Learning Sparse Perceptrons
Mark Craven
Computer Sciences Dept.
University of Wisconsin-Madison
E-mail: craven@cs.wisc.edu
2:30 pm Fri. Dec. 15 in 2310 Computer Sciences and Statistics
An issue that arises whenever machine-learning algorithms are applied in
practice is deciding how to represent problem instances to the learning
system. For learning algorithms that use feature-value representations,
this decision entails selecting a set of features that are to be used to
represent each instance. Theoretical and empirical results in machine
learning have shown that irrelevant features can lead to degradation in
both the accuracy and the interpretability of induced hypotheses.

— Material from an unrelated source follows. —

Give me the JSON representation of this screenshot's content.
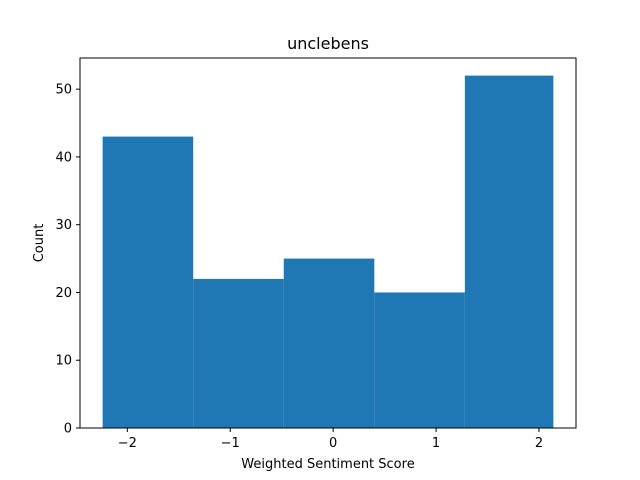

I will present a new algorithm that is designed to learn in the presence of
irrelevant features by being economical in incorporating features into its
induced hypotheses. Specifically, our algorithm learns sparse perceptrons;
that is, linear discriminant functions over relatively few terms.
The terms in our sparse perceptrons are individual input features and
conjunctions of input features. Our Boosting-based Perceptron (BBP) learning
algorithm is based on a recent hypothesis-boosting algorithm and thus
gives certain theoretical guarantees for the learnability of target functions
that are sparse perceptrons. Furthermore, I will present experiments that
show that on several real-world learning tasks, our BBP algorithm induces
hypotheses that are both accurate and relatively comprehensible.